By contrast, the EU GDPR prohibits automated decision-making, unless one of the permissible exceptions is engaged, without making a distinction between the broader personal data and the narrower special category of personal data. By limiting the general prohibition of automated decision-making only to the more narrowly defined special categories of personal data, the DPDI bill essentially limits some of the important protections individuals currently enjoy, albeit retaining some of the safeguards. Limiting the protection from automated decision-making only to the processing of sensitive personal data is a weakening of the current standard of data subject rights protection[5].

In addition to these concerns, a member of the EU Parliament believes the bill could impact the data protection adequacy decision between the EU and the U.K. The two entities' current data transfer agreement acknowledges U.K. data protection standards are equivalent to the GDPR, but Dutch MEP Paul Tang said the proposed U.K. reform bill would have weaker rules and negatively affect the existing adequacy agreement. In a letter sent to the EU Commission in February 2024, he raised concerns around the potential effects of the bill stating that it would weaken the protection of the GDPR and the protection of EU citizens by sharing EU citizens’ data with third parties who do not meet Brussels’ data protection criteria.

The letter went on to point out that not only is the bill eliminating the Biometrics and Surveillance Camera Commissioner, but it also allows indefinite retention of certain biometric data by UK law enforcement. Tang added that the DPDI bill undermines safeguards set by the European Court of Human Rights, potentially jeopardising law enforcement cooperation frameworks like Prüm II and the Law Enforcement Directive[6].

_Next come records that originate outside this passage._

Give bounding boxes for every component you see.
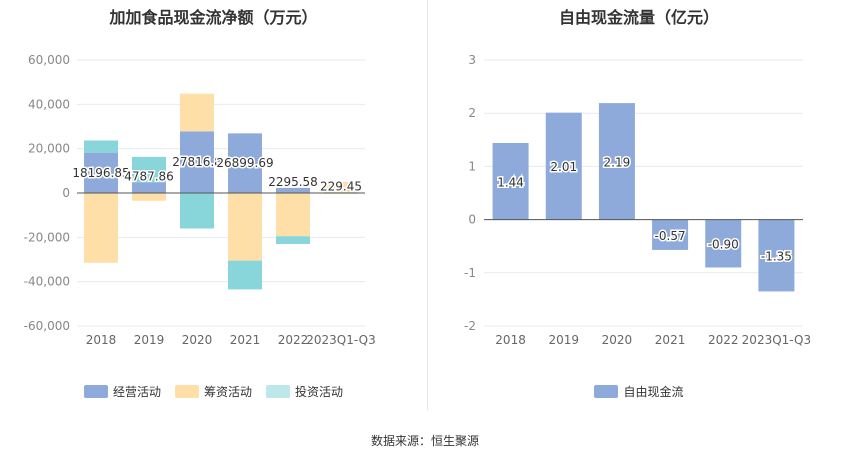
x-tick-label: 2019	[134, 333, 165, 347]
legend-item-operating[interactable]: 经营活动	[83, 383, 161, 400]
legend-item-investing[interactable]: 投资活动	[266, 383, 343, 400]
x-tick-label: 2018	[86, 333, 117, 347]
bar-operating	[180, 131, 214, 193]
legend-swatch-financing	[174, 385, 199, 398]
bar-free-cash-flow	[652, 219, 689, 250]
y-tick-label: 20,000	[28, 142, 70, 156]
data-label: -0.90	[708, 238, 739, 252]
bar-operating	[228, 133, 262, 193]
legend-item-fcf[interactable]: 自由现金流	[594, 383, 684, 400]
y-tick-label: -2	[464, 319, 476, 333]
bar-free-cash-flow	[758, 219, 795, 292]
bar-financing	[132, 193, 166, 201]
bar-financing	[228, 193, 262, 261]
bar-investing	[180, 193, 214, 229]
x-tick-label: 2022	[278, 333, 309, 347]
x-tick-label: 2021	[230, 333, 261, 347]
data-label: -1.35	[761, 250, 792, 264]
bar-free-cash-flow	[598, 103, 635, 220]
x-tick-label: 2021	[655, 333, 686, 347]
x-tick-label: 2018	[495, 333, 526, 347]
data-label: 2295.58	[268, 175, 318, 189]
y-tick-label: 0	[468, 213, 476, 227]
legend-item-financing[interactable]: 筹资活动	[174, 383, 252, 400]
data-label: 1.44	[497, 175, 524, 189]
free-cash-flow-panel: 自由现金流量（亿元） 3 2 1 0 -1 -2 2018 2019 2020 2021 2022 2…	[428, 0, 850, 410]
y-tick-label: 60,000	[28, 53, 70, 67]
data-label: 2.01	[550, 160, 577, 174]
bar-operating	[276, 187, 310, 193]
bar-financing	[324, 181, 358, 193]
legend-label-investing: 投资活动	[295, 385, 344, 399]
right-legend: 自由现金流	[428, 383, 850, 400]
data-label: 4787.86	[124, 169, 174, 183]
right-chart-title: 自由现金流量（亿元）	[558, 8, 719, 27]
x-tick-label: 2022	[708, 333, 739, 347]
data-label: 229.45	[320, 179, 362, 193]
legend-swatch-operating	[83, 385, 108, 398]
data-label: -0.57	[655, 229, 686, 243]
x-tick-label: 2020	[182, 333, 213, 347]
y-tick-label: 40,000	[28, 97, 70, 111]
data-label: 2.19	[604, 155, 631, 169]
bar-financing	[84, 193, 118, 263]
y-tick-label: 3	[468, 53, 476, 67]
bar-operating	[132, 182, 166, 193]
legend-swatch-investing	[266, 385, 290, 398]
y-tick-label: -60,000	[24, 319, 70, 333]
legend-swatch-fcf	[594, 385, 619, 398]
bar-free-cash-flow	[492, 142, 529, 220]
bar-investing	[84, 140, 118, 153]
bar-investing	[228, 260, 262, 290]
bar-investing	[132, 156, 166, 183]
source-note: 数据来源：恒生聚源	[370, 434, 479, 448]
left-chart-title: 加加食品现金流净额（万元）	[109, 8, 318, 27]
data-label: 26899.69	[216, 156, 273, 170]
bar-financing	[180, 93, 214, 132]
legend-label-operating: 经营活动	[112, 385, 161, 399]
x-tick-label: 2020	[602, 333, 633, 347]
x-tick-label: 2023Q1-Q3	[306, 333, 375, 347]
y-tick-label: 1	[468, 159, 476, 173]
legend-label-fcf: 自由现金流	[623, 385, 684, 399]
y-tick-label: 2	[468, 106, 476, 120]
cash-flow-chart: 60,000 40,000 20,000 0 -20,000 -40,000 -60,000…	[24, 53, 376, 347]
data-label: 27816.8	[172, 155, 222, 169]
bar-operating	[84, 152, 118, 193]
panel-divider	[427, 0, 428, 410]
y-tick-label: 0	[62, 186, 70, 200]
x-tick-label: 2023Q1-Q3	[742, 333, 811, 347]
data-label: 18196.85	[72, 166, 129, 180]
x-tick-label: 2019	[548, 333, 579, 347]
bar-free-cash-flow	[545, 112, 582, 220]
left-legend: 经营活动 筹资活动 投资活动	[0, 383, 427, 400]
bar-financing	[276, 193, 310, 237]
cash-flow-chart-panel: 加加食品现金流净额（万元） 60,000 40,000 20,000 0 -20,000…	[0, 0, 427, 410]
bar-free-cash-flow	[705, 219, 742, 268]
legend-label-financing: 筹资活动	[203, 385, 252, 399]
y-tick-label: -40,000	[24, 275, 70, 289]
y-tick-label: -1	[464, 266, 476, 280]
bar-investing	[276, 236, 310, 244]
y-tick-label: -20,000	[24, 230, 70, 244]
free-cash-flow-chart: 3 2 1 0 -1 -2 2018 2019 2020 2021 2022 2023Q1-Q3 1.4…	[464, 53, 811, 347]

While UK officials argue that the DPDI bill aims to modernize data protection regulations, and the investigatory powers amendment bill seeks to enhance national security, both raise concerns for future privacy rights, equally within the UK and beyond its borders. The proposed lighter touch on bulk personal data collection could set a precedent and potentially influence other countries to loosen their own data protection frameworks and regulations. This, coupled with the potential for increased government access to personal information, could create a chilling effect on online activity and freedom of expression, not just in the UK, but potentially across the globe. The future of privacy in the digital age hinges on striking a balance between security needs and individual liberties, and these bills raise obvious concerns about achieving that balance effectively.